The following depressive symptoms are indeed also found among anxiety disorders:

  • Restlessness. Depression can be marked by an inability to relax, and leave one’s worries behind. Anxiety often includes restlessness, as well as its more extreme iterations—nervousness, excessive worrying, and being overwhelmed by one’s own concerns.
  • Easily Tired. Depression commonly induces feelings of lethargy, grogginess, and a general lack of energy. Though anxiety is, at its base, a hyperarousal disorder, its effects on the individual constantly experiencing such heightened alertness can be quite draining.
  • Sleep Disturbance. As a result of either depressed mood or continued, adverse arousal, individuals can find it difficult to fall or remain asleep. This can result in fragmented or shallow sleep, hypersomnia or insomnia, all of which can greatly impede their ability to function.
  • Irritability. Children and adolescents with major depression often exhibit irritability, and not sadness. This tendency to lash out and lose one’s patience can also stem from the hyperarousal that characterizes anxiety disorders.
  • Difficulty Concentrating. Not as well-known as the emotional symptoms of depression, the (primarily) mood disorder can nevertheless cause patients cognitive issues, as well.

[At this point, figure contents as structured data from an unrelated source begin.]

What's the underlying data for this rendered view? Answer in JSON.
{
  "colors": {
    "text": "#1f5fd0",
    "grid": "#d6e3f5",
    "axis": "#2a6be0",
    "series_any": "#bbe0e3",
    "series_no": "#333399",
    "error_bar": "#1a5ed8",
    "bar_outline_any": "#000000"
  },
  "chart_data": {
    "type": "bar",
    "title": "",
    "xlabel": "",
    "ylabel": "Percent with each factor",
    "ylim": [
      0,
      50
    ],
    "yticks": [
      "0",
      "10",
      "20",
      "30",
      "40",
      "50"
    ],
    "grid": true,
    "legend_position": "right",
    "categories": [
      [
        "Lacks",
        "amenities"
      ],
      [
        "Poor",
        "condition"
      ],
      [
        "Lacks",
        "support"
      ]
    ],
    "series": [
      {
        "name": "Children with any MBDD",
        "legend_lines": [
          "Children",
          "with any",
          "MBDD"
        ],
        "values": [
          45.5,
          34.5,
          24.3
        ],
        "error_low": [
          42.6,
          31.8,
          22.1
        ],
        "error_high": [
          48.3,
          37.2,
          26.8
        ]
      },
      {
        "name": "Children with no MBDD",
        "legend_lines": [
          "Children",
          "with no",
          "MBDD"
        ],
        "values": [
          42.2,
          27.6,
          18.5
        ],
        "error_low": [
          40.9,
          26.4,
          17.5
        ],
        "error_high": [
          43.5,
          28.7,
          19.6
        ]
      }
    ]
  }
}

Among them is a loss of focus, with patients fighting depression finding themselves more easily distracted. Patients with anxiety have similarly reported difficulty regarding concentration, as their heightened awareness of possible threats in their environment can translate to broken trains of thought and a tendency to jump between stimuli.

As more is discovered about anxious depression, and its attributes and response to available treatments are further clarified, it is important to bear in mind the variability that continues to exist within supposedly rigid mental health categories. Each individual is unique, each with their own story, perspective and formative experiences. Studies on anxious depression will hopefully help elucidate these and other particulars, as the field of mental health continues to grow in richness and depth.